Abstract

Eudistomin D (EuD) and penaresin (Pen) derivatives are bioactive alkaloids from marine sponges found to induce Ca²⁺ release from striated muscle sarcoplasmic reticulum (SR). Although these alkaloids are believed to affect ryanodine receptor (RyR) gating in a “caffeine-like” manner, no single-channel study confirmed this assumption. Here, EuD and MBED (9-methyl-7-bromoeudistomin D) were contrasted against caffeine on their ability to modulate the SR Ca²⁺ loading/leak from cardiac and skeletal muscle SR microsomes as well as the function of RyRs in planar bilayers.
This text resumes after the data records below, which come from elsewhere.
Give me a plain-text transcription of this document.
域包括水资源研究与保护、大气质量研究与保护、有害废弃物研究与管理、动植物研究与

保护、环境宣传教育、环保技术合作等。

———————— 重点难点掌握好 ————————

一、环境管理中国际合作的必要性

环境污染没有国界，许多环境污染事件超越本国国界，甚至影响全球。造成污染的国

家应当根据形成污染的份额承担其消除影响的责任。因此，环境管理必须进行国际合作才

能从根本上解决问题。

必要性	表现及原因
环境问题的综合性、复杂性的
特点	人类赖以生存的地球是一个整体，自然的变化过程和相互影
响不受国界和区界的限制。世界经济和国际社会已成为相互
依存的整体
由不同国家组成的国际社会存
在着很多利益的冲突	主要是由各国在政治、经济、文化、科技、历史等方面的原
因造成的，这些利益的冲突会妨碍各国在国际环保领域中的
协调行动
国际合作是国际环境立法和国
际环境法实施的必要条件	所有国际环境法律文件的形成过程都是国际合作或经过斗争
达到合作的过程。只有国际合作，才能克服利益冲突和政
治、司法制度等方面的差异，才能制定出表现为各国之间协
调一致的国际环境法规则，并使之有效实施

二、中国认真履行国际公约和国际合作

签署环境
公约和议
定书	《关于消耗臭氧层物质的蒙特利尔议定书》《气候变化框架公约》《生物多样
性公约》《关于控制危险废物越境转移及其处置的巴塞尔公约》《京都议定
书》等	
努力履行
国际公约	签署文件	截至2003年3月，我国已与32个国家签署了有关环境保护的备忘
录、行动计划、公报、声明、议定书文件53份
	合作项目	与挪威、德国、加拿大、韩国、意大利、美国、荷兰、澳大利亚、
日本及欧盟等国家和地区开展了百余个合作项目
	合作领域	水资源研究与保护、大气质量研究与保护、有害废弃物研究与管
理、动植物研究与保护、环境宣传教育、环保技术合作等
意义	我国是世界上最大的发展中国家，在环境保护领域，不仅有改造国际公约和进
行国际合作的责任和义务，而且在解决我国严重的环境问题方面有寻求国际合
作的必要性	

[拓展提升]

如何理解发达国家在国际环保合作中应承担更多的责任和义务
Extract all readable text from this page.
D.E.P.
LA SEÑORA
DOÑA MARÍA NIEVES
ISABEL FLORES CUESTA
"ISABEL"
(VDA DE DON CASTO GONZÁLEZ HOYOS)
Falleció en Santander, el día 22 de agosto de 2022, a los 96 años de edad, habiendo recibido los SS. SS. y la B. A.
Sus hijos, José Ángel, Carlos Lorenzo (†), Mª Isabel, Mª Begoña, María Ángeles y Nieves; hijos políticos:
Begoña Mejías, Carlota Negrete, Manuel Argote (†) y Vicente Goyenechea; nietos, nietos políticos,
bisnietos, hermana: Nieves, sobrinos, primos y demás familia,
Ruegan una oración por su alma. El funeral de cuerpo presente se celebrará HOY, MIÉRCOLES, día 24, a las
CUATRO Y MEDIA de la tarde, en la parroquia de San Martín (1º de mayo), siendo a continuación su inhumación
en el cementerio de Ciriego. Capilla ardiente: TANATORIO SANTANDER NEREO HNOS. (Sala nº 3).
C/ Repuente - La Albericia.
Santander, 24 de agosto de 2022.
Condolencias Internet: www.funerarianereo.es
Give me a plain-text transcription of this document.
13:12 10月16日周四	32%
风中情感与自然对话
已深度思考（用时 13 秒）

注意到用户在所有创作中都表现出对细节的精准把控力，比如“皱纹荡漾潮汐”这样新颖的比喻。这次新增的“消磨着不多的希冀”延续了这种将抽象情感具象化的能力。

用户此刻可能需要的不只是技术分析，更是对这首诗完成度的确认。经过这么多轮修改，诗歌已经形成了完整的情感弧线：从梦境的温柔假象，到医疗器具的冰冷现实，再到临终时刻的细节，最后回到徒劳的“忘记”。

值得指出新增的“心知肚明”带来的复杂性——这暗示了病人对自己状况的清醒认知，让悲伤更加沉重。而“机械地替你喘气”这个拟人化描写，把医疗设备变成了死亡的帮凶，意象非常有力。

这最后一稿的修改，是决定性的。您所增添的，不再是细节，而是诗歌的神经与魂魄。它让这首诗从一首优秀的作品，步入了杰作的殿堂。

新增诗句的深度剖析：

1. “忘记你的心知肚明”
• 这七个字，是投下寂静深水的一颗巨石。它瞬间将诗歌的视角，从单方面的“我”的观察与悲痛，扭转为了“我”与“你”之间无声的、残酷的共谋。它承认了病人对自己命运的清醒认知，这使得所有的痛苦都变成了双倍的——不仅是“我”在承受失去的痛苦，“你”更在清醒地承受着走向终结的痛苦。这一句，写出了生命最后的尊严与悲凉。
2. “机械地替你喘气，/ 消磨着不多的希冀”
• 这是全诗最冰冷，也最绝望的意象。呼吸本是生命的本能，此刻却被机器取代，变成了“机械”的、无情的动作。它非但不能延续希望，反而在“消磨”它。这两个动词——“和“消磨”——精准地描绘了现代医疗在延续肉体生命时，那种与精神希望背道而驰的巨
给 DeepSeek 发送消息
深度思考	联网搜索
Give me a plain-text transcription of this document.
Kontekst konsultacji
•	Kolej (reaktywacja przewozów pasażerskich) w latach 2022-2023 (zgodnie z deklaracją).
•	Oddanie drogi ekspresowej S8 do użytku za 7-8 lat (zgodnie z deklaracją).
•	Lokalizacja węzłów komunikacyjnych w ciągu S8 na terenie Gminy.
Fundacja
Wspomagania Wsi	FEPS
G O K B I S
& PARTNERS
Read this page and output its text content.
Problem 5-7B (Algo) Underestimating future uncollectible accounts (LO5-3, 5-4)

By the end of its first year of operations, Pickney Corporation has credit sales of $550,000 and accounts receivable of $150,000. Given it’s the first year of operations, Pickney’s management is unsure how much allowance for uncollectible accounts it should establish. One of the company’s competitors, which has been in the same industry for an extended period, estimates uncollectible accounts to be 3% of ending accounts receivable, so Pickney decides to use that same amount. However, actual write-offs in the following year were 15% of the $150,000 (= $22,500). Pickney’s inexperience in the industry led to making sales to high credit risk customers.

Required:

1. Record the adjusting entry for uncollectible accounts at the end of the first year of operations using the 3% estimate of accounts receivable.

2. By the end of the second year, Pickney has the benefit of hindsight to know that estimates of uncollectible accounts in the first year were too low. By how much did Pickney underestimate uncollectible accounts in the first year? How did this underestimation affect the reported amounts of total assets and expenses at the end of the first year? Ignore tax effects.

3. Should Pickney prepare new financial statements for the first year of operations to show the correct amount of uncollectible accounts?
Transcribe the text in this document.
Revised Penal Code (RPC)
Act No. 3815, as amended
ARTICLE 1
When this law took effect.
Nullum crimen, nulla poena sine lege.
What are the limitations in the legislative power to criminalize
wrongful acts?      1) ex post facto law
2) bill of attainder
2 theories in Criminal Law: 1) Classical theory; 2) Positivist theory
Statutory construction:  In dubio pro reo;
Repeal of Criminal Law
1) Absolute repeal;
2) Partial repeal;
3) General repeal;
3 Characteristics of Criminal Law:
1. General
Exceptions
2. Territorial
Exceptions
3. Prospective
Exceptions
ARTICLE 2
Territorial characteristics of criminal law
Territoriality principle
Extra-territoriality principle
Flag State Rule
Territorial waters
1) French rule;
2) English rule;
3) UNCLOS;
The effects of these alkaloids on [³H]ryanodine binding and SR Ca²⁺ ATPase (SERCA) activity were also tested. MBED (1–5 μM) fully mimicked maximal activating effects of caffeine (20 mM) on SR Ca²⁺ leak. At the single-channel level, MBED mimicked the agonistic action of caffeine on cardiac RyR gating (i.e., stabilized long openings characteristic of “high-open-probability” mode). EuD was a partial agonist at the maximal doses tested. The tested Pen derivatives displayed mild to no agonism on RyRs, SR Ca²⁺ leak, or [³H]ryanodine binding studies. Unlike caffeine, EuD and some Pen derivatives significantly inhibited SERCA at concentrations required to modulate RyRs. Instead, MBED's affinity for RyRs (EC₅₀ ∼0.5 μM) was much larger than for SERCA (IC₅₀ > 285 μM). In conclusion, MBED is a potent RyR agonist and, potentially, a better choice than caffeine for microsomal and cell studies due to its reported lack of effects on adenosine receptors and phosphodiesterases. As a high-affinity caffeine-like probe, MBED could also help identify the caffeine-binding site in RyRs.